Flexible Multi-task Networks by Learning Parameter Allocation
Krzysztof Maziarz, Efi Kokiopoulou, Andrea Gesmundo, Luciano Sbaiz, Gabor Bartok, Jesse Berent
TL;DR
The paper introduces Gumbel-Matrix, a differentiable framework for flexible, task-aware parameter sharing in multi-task networks. By associating each layer's components with learnable binary allocations per task and optimizing via the Gumbel-Softmax trick, the method adapts sharing to task relatedness, enabling sparse, interpretable task embeddings. Empirical results on MNIST, Omniglot, and synthetic benchmarks show improved accuracy over static sharing baselines and reveal meaningful task clusters, with Omniglot gains up to 17% relative error reduction reported. The approach offers a scalable alternative to hand-crafted sharing patterns and neural architecture search for multi-task learning, with potential for richer metadata-driven extensions.
Abstract
This paper proposes a novel learning method for multi-task applications. Multi-task neural networks can learn to transfer knowledge across different tasks by using parameter sharing. However, sharing parameters between unrelated tasks can hurt performance.
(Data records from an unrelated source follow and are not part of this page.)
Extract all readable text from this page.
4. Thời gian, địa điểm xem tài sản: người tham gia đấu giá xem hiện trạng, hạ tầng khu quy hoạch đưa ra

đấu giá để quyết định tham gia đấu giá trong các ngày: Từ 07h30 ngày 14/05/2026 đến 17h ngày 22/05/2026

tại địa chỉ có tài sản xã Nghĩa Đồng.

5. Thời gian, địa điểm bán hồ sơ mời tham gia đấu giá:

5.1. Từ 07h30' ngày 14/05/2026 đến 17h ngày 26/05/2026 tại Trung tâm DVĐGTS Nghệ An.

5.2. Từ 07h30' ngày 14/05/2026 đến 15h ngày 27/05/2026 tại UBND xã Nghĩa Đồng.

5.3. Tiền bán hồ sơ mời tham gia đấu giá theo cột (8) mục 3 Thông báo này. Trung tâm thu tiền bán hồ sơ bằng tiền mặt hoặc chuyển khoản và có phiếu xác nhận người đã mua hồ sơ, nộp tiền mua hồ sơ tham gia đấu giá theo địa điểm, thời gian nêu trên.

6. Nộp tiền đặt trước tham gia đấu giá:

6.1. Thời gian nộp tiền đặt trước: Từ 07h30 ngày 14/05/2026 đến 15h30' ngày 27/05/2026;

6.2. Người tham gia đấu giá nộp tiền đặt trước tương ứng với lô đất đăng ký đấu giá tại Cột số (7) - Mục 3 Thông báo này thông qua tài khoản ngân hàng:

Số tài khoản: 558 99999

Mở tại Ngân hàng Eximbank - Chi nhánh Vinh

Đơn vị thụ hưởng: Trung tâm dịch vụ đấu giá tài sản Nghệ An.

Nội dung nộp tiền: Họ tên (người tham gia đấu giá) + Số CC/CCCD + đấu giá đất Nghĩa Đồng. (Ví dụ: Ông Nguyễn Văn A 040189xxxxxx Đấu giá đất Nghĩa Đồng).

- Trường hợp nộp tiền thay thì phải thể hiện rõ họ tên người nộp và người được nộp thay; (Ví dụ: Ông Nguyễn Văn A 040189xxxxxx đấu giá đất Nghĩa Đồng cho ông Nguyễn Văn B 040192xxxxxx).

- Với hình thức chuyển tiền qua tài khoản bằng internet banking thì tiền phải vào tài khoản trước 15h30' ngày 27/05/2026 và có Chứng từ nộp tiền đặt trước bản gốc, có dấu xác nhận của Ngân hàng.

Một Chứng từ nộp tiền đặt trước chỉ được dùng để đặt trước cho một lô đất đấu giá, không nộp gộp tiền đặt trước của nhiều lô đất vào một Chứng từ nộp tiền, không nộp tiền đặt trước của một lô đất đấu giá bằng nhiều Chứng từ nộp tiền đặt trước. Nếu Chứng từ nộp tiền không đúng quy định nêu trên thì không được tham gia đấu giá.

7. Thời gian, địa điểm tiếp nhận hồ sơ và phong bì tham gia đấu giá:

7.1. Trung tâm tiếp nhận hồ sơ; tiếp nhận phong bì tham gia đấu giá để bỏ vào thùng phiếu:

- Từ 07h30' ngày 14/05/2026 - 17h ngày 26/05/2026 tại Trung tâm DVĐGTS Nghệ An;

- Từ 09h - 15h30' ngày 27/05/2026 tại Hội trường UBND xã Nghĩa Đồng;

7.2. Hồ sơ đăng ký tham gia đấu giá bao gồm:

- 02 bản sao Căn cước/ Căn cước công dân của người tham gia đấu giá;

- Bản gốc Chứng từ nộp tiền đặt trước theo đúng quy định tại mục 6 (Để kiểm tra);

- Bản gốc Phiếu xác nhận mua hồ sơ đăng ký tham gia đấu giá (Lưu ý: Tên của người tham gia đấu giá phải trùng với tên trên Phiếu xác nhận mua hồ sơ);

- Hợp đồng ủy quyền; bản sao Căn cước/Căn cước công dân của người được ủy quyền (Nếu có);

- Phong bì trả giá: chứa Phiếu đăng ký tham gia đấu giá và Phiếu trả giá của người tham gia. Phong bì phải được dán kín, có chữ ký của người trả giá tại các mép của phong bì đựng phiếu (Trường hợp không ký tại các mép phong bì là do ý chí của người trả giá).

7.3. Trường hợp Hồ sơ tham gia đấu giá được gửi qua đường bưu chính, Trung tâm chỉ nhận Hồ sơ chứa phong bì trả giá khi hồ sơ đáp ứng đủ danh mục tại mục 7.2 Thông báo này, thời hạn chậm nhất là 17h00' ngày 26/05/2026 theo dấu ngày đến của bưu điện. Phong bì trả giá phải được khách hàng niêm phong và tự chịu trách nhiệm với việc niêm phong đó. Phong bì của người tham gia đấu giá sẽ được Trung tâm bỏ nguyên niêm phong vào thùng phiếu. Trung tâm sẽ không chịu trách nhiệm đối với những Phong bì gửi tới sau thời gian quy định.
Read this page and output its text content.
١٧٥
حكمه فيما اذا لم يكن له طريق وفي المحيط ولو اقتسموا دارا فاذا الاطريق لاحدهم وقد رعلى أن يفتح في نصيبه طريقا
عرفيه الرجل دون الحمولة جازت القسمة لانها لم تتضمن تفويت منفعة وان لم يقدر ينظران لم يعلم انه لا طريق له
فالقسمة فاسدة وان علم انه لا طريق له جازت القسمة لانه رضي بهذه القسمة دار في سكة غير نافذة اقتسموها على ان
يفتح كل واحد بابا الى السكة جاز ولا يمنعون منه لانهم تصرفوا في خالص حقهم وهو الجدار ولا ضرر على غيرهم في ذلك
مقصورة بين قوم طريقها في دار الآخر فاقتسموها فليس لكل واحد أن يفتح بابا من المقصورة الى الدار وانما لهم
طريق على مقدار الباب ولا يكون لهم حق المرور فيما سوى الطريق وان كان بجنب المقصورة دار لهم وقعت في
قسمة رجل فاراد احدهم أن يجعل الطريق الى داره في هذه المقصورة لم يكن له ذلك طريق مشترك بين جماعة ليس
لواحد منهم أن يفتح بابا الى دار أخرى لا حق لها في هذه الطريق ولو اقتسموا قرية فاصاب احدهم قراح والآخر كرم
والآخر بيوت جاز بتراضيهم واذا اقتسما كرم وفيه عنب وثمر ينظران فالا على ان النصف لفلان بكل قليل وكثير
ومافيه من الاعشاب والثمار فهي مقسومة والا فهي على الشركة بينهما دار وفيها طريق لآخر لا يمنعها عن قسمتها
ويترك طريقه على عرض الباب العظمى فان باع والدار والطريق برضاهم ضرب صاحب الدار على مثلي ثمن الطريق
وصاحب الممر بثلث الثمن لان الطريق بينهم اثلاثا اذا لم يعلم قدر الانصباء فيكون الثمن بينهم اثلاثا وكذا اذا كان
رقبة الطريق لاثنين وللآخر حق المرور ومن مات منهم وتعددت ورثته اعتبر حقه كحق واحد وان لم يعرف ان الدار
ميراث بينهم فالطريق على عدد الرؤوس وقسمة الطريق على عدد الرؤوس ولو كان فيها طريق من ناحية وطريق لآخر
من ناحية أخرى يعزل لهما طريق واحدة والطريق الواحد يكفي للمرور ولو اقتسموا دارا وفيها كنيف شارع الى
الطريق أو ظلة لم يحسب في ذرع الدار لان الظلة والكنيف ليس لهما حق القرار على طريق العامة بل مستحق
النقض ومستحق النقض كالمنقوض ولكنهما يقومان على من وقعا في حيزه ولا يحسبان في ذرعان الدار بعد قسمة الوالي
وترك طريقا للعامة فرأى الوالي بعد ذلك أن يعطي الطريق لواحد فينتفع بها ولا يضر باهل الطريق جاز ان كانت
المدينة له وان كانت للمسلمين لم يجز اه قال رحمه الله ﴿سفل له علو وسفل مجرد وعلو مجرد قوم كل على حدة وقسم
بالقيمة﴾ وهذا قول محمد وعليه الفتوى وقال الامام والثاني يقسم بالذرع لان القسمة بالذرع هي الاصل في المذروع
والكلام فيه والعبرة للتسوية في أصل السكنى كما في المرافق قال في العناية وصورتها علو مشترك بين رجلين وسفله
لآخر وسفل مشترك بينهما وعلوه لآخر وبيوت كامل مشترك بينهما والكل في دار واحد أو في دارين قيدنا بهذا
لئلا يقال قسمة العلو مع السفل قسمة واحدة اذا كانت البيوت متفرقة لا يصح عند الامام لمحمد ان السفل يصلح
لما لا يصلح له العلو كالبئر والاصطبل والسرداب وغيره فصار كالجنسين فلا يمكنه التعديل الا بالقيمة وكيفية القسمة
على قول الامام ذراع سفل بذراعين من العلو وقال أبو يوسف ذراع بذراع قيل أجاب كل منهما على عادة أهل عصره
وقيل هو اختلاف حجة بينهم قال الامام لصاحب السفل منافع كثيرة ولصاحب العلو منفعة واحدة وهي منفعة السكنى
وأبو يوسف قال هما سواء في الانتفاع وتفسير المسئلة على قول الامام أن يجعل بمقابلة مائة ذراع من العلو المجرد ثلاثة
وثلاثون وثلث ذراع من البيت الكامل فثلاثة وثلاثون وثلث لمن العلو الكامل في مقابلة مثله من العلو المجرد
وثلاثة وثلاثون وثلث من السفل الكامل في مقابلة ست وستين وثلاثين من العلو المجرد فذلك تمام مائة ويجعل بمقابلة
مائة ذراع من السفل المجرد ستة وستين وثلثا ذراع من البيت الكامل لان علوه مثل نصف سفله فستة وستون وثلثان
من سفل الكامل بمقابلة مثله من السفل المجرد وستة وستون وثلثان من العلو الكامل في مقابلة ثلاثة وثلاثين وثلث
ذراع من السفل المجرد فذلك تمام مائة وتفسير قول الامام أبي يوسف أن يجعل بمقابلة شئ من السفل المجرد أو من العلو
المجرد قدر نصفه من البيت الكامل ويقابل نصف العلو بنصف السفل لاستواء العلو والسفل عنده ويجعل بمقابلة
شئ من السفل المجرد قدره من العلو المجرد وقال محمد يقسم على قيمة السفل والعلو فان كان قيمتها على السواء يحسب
To address this issue, we propose a framework to learn fine-grained patterns of parameter sharing. Assuming that the network is composed of several components across layers, our framework uses learned binary variables to allocate components to tasks in order to encourage more parameter sharing between related tasks, and discourage parameter sharing otherwise. The binary allocation variables are learned jointly with the model parameters by standard back-propagation thanks to the Gumbel-Softmax reparametrization method. When applied to the Omniglot benchmark, the proposed method achieves a 17% relative reduction of the error rate compared to state-of-the-art.